Four US law enforcement organizations have warned that a single provision in the CLARITY Act, the country's flagship crypto market structure bill, could carve out a class of crypto participants from know-your-customer and anti-money-laundering obligations. The concern, reported by journalist Eleanor Terrett and circulated by Cointelegraph on June 24, 2026, centers on Section 604 and the way it redraws who counts as a money transmitter.
The fight is narrow on paper and large in consequence. Section 604 does not rewrite the entire compliance regime. It changes one definition. Definitions in financial law decide who has to collect identity documents, file suspicious activity reports, and answer to the Treasury, so a small edit there reaches a long way.

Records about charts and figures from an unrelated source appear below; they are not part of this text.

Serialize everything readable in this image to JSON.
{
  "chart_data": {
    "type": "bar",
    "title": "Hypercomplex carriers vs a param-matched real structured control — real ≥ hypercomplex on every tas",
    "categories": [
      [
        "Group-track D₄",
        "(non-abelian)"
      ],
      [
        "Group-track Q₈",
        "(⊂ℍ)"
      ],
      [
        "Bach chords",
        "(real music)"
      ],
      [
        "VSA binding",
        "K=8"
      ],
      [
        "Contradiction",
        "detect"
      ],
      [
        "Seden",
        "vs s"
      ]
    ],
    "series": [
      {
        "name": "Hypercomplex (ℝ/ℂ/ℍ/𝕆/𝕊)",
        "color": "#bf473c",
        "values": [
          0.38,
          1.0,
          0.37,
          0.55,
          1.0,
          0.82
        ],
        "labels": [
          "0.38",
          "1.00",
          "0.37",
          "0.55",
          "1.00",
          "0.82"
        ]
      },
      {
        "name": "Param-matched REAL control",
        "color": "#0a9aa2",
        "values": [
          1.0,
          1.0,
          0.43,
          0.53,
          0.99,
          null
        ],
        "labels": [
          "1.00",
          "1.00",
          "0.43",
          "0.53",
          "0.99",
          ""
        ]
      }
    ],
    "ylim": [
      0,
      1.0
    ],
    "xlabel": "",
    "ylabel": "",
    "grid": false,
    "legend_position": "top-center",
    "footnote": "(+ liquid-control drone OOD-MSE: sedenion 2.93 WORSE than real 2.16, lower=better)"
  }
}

The money transmitter line being redrawn
Section 604 narrows the circumstances under which a non-custodial software developer can be treated as a money transmitting business. The drafting intent is to protect people who write code but never touch user funds. Under the provision, building non-custodial software, without direction or control over the money and without knowledge of criminal proceeds, would no longer by itself trigger money transmission liability.
Supporters point out that the criminal carve-out under 18 USC 1960(b)(1)(C) stays intact. That statute makes it a federal crime to knowingly move funds tied to an offense, and it underpinned the Helix mixer prosecution and similar cases. On that reading, Section 604 trims a regulatory classification, not the criminal tools investigators already use.
The agencies' objection
The four law enforcement groups read the same text and see a gap. Their argument is that narrowing the money transmitter definition removes the regulatory hook before the criminal one is ever needed. Money transmitter status is what forces a business to run identity checks and report suspicious flows in the first place. Strip that status from a category of actors and the early-warning layer disappears, leaving prosecutors to act only after illicit funds have already moved.
The specific worry is DeFi. Investigators have said exemptions in the bill would weaken their ability to prosecute decentralized finance entities engaged in illegal money transmission. The dividing question is whether a given operator is a passive code publisher or an active service that exercises real control over funds while presenting itself as software. The bill's critics argue the line is blurry enough that bad actors will reorganize themselves to land on the exempt side.
This is the core of the dispute. Backers describe a precise shield for developers. Opponents describe a template criminals can copy.
A definition fight that reaches beyond DeFi
KYC and AML rules are the floor that the regulated side of crypto is built on. Every licensed exchange, on-ramp, and card issuer collects identity data and screens transactions because the law classifies them in a way that requires it. That baseline is also what lets compliant products operate inside the banking system at all.
A debate over who must verify identity therefore touches more than mixer operators and DeFi front ends. It shapes the compliance expectations that sit under the entire crypto card and spending stack, where issuers lean on verified-identity rails to move between crypto and fiat. The same tension shows up at the consumer edge, where demand for lighter onboarding runs straight into the AML obligations regulators expect providers to meet. If federal law softens the definition for one category, the pressure to keep a consistent standard across the rest of the market grows, not shrinks.
There is also a sequencing problem for the United States specifically. The CLARITY Act has been positioned as the bill that finally settles the SEC-versus-CFTC jurisdiction question for digital assets. Bundling a contested AML carve-out into that vehicle means a single provision could either slow the broader bill or ride through on its momentum. Law enforcement raising the alarm now, in public, is an attempt to force the question before a floor vote rather than after.
The state of play
As of June 24, 2026, this is a warning, not a change in law. Section 604 is text in a bill that is still moving, and the law enforcement objection is a lobbying signal aimed at lawmakers weighing amendments. Nothing about current KYC or AML obligations has shifted for any operating business.
The realistic outcomes are narrow. Drafters could tighten the language so the exemption clearly reaches only genuine non-custodial developers and not services dressed as software. They could add reporting requirements that survive the reclassification. Or the provision could pass as written, in which case the test will be litigated case by case as prosecutors and operators argue over who actually controlled the funds. For anyone building or using regulated crypto products, the practical takeaway is to watch the markup stage of the CLARITY Act, because that is where the definition either gets fenced in or left open.
Overview
Four US law enforcement organizations have warned that Section 604 of the CLARITY Act could exempt some crypto participants from KYC and AML requirements by narrowing the definition of a money transmitter. Supporters say it only shields non-custodial software developers and leaves criminal statutes intact. Investigators counter that removing money transmitter status strips the front-line reporting layer and hands DeFi-style operators a way to dodge oversight. As of June 24, 2026, it remains a contested provision in a moving bill, and the markup stage will decide whether the carve-out is fenced in or left open.